Some I speak to seem to have a "I was raised and then I reached the age of reason" story. In my case, and in the words of a favourite song, I started out with nothing, still got most of it left.
Anyway I quite like this life business, as do most that experience it, and like it to be the best it can be for me. Praying and religious morality then seemed far less effective than trying to understand how the world works and the rather less contradictory and easier to understand morality of the modern world. Worse still was the controlling bent that many religions seem to go in for. To finish it off I learned something of psychology, economics and general argumentation and it seemed the religions that survived employed suspect methods or were artefacts of all three -- for economics a classic one is noted as those religions with many gods split their population and thus are primed to be overtaken with those with a singular god and a singular mission and singular set of overheads.

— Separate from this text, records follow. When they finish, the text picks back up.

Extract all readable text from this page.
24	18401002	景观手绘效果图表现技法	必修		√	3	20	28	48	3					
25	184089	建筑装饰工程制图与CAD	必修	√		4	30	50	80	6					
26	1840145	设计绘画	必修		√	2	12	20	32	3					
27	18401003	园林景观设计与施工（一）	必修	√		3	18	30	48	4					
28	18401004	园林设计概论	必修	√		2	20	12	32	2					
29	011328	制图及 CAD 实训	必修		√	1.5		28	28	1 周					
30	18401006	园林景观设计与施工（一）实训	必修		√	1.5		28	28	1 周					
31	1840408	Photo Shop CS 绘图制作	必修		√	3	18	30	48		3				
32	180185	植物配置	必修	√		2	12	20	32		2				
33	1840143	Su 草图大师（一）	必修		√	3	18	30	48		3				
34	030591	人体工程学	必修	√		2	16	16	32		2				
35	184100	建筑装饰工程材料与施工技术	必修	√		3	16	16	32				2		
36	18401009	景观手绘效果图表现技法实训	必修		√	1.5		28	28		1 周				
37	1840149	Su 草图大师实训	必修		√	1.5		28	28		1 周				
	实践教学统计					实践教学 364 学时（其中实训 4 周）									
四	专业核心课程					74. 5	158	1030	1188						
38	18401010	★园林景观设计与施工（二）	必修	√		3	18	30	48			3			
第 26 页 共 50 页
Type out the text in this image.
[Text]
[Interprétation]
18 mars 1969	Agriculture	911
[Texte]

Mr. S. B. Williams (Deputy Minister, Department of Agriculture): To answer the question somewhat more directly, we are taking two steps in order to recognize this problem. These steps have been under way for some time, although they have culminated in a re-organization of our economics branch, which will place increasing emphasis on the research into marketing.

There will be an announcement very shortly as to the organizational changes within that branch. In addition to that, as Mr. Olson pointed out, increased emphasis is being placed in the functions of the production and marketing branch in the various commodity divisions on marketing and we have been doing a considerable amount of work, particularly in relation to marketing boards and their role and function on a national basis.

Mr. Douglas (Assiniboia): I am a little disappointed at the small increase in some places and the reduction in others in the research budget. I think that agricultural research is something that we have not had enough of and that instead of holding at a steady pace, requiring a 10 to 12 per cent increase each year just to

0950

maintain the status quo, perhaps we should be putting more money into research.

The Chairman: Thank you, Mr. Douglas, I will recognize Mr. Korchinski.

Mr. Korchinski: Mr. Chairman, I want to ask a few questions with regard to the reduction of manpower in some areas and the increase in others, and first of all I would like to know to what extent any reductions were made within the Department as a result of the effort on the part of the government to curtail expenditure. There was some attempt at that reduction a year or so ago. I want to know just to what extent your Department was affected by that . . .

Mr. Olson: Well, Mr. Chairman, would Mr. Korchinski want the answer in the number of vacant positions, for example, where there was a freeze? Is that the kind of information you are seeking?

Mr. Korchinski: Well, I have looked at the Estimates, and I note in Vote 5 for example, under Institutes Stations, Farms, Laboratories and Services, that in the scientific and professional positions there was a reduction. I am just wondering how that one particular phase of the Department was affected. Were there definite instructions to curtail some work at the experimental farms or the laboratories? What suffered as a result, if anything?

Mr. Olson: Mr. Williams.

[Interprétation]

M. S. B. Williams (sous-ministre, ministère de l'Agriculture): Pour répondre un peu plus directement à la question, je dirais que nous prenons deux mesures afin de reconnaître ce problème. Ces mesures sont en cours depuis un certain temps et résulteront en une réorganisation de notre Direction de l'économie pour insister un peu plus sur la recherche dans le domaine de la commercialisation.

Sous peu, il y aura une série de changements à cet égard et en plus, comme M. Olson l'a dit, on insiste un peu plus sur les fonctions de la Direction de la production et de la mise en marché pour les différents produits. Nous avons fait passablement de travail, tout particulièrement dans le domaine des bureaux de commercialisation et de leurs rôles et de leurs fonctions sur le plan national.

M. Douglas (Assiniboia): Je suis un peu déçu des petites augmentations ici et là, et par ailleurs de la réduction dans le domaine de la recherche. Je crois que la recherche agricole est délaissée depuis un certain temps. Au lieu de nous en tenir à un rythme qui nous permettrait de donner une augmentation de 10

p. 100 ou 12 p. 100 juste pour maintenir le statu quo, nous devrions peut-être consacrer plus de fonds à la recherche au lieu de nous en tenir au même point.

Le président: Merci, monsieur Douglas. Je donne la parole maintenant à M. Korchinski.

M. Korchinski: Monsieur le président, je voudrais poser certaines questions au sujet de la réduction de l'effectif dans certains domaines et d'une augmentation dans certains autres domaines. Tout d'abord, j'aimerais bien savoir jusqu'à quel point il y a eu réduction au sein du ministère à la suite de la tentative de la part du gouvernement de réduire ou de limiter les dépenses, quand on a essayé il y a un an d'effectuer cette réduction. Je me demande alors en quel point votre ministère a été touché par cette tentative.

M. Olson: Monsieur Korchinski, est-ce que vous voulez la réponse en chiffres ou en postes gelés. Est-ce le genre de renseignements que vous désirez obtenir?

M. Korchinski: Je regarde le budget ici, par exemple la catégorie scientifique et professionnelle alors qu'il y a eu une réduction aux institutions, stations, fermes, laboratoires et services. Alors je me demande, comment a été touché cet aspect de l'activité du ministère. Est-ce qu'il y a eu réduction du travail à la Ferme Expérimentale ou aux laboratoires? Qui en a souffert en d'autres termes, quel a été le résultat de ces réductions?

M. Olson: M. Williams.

Extremism, and possibly fundamentalism as they tend to go hand in hand, is a major problem but I would not say it is the major problem. The low level moralistic undercurrent a lot of Christians and recovering Christians (same for many other religions, though the effects and approaches vary somewhat) exhibit and its effects on raising kids. This guy (
https://www.youtube.com/user/TheraminTrees/videos ) does lots of stuff I would +1 here -- raising kids to believe, the nature of gods if they are supposed to be all loving, all knowing and all powerful, the creation of less than sceptical mindsets (it is often noted that father christmas/santa claus is kind of god lite, I notice similar things for other aspects).